He named the heroes, among them Daniel Hernandez, a volunteer in Gifford’s campaign who ran towards the congresswoman and stanched her wounds, and Phyllis Maisch, the 61-year-old woman who wrestled the gun magazine from the gunman’s hands.

At a moment of national tragedy and soul-searching, he functioned not as commander-in-chief, but as Washington Postcolumnist EJ Dionne described it, as pastor-in-chief. His speech was full of Biblical references, and the rhetorical devices of the best of American preachers.

But for people of faith or none, he acted as pastor in the original sense of that Latin word – a shepherd. With immense dignity, he refused to descend to the level of bitter rhetoric that had marred the aftermath of the tragedy.

The immediate response to the tragedy had been to blame the Tea Party. In a widely circulated tweet, Markos Moulitsas, founder of the popular Daily Kos blog, declared, “Mission accomplished, Sarah Palin”. He linked to the infamous Palin-produced map which has 20 Democrat representatives targeted in crosshairs.

It took other bloggers very little time to find that Moulitsas had also “put a bullseye” (his words) on Giffords and other Democrats in 2008, for being too centrist. Palin did nothing to help herself with her eight-minute video set in a pseudo-presidential setting, which frankly, was more about her outrage at being condemned than about anyone else. She even managed to refer to “blood libel”.

Initially, I liked Sarah Palin. For about four days. She seemed to be an articulate, down-to-earth woman, who had the courage to carry her Down syndrome baby to term. I even enjoyed the way she made doctrinaire feminists choke at the prospect of a woman as vice-president.

But the gloss wore off very fast.
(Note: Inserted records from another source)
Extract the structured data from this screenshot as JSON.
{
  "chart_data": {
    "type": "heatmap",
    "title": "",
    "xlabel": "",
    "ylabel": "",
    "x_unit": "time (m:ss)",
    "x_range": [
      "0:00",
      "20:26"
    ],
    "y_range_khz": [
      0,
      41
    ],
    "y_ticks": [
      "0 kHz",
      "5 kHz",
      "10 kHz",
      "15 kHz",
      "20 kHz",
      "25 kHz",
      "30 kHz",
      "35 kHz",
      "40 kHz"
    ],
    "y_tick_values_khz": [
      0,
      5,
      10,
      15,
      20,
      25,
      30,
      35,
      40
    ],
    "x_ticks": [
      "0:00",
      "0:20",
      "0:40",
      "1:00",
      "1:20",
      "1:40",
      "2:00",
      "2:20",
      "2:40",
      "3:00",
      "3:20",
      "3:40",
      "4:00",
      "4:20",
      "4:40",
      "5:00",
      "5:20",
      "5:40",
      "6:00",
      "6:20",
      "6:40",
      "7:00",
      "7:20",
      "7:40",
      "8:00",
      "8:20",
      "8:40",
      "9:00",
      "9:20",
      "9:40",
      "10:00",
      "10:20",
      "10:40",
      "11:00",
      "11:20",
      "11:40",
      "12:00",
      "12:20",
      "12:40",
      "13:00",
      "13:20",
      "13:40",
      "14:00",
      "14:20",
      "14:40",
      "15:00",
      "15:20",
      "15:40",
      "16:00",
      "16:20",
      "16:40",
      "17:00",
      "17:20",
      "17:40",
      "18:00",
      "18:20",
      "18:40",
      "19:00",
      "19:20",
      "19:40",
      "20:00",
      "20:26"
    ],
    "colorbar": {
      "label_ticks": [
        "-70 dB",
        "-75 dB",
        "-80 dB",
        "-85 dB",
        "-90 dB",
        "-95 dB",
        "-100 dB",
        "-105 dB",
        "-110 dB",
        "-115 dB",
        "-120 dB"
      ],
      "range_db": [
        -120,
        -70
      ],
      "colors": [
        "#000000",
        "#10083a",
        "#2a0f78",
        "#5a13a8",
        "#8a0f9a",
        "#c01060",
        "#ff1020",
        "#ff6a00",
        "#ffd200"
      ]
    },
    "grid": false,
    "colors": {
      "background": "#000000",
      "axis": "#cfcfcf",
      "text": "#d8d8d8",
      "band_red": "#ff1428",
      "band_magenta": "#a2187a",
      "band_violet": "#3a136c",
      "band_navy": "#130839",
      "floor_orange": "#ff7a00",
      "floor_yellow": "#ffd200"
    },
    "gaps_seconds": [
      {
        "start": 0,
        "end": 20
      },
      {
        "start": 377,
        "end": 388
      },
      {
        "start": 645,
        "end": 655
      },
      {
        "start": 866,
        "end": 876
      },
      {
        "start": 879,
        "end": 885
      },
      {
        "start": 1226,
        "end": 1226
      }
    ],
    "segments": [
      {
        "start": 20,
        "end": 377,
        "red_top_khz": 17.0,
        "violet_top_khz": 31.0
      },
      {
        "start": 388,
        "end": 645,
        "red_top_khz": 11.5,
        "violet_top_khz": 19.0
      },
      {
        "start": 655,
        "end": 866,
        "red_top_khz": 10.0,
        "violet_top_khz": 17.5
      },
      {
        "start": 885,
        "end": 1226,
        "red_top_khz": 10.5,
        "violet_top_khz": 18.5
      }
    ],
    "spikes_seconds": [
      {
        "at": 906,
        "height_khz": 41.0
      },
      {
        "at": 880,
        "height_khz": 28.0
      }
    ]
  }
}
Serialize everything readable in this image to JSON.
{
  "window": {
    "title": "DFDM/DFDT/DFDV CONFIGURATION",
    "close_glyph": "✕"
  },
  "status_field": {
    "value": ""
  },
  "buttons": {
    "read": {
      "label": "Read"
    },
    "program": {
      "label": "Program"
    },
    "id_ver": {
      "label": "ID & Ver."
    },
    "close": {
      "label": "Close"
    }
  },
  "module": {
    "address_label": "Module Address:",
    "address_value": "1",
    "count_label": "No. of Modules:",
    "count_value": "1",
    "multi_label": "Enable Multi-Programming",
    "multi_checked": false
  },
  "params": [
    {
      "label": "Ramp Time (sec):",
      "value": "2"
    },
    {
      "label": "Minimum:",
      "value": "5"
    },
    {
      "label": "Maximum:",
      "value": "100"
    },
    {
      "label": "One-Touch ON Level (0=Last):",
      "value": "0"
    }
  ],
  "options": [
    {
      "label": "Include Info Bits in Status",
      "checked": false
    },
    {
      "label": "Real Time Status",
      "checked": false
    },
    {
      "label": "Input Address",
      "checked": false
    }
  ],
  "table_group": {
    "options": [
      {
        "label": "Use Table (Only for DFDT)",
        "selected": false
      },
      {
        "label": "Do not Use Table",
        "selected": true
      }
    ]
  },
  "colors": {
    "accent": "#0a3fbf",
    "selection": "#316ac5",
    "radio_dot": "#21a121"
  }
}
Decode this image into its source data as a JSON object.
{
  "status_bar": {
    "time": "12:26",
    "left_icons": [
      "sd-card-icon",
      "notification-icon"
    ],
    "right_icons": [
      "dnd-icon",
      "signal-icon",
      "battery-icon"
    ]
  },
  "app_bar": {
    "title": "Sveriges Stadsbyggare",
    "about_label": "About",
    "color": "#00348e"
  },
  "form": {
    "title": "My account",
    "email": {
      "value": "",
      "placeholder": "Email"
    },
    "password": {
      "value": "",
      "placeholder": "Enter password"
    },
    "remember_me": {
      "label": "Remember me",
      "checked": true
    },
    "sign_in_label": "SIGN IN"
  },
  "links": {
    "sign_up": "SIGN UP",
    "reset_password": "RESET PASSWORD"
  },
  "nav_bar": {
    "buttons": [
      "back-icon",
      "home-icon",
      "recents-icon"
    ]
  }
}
Her pro-life stance did not extend to capital punishment or war. She increasingly became a loose cannon, if you will pardon the expression. Her bizarre reality television show has her taking daughter Bristol clay pigeon shooting, to reintroduce her to the “feel of a trigger”.

Bristol is terrified of the recoil of the shotgun, and can’t shoot for peanuts. Palin takes the gun from her, and says: “Don’t retreat. Reload.”

In that regard, Palin represents the worst of American obsession with gun rights. In the wake of the shooting, almost no one is suggesting gun control. In fact, there are people in public life suggesting less gun control, because armed citizens will be able to bring down assassins like Jared Loughner faster.

There are even serious proposals in Arizona to allow teachers and students carry concealed weapons in school to prevent school massacres.

But Palin is right about one thing. The Tea Party has no monopoly on vicious rhetoric. Free speech has become licence. Many of those decrying the rhetoric that may have been one factor in leading this unstable young man to kill, crossed the line in terms of vitriol themselves.

I liked Obama when he first appeared. I still do. I wince at his pro-choice views, wondering how he cannot make the connection between his obvious commitment to protect life by providing healthcare, with the need to protect life at all stages.

But his speech at the Tucson memorial service was a masterpiece, from the moment when he revealed Ms Giffords had opened her eyes, to the vivid painting of the kind of world that Americans should build in honour of the fallen victims.

Obama brought meaning out of senselessness and tragedy. He spoke in terms of the moral imperative to care for each other, even in the cut and thrust of politics. In short, he gave people hope. We could do with even a fraction of that vision and leadership in our political discussions. We have experienced a bereavement of sorts, and we desperately need leaders who can give us hope. For a brief moment in Tucson, at a time of national soul-searching, Obama showed what is possible.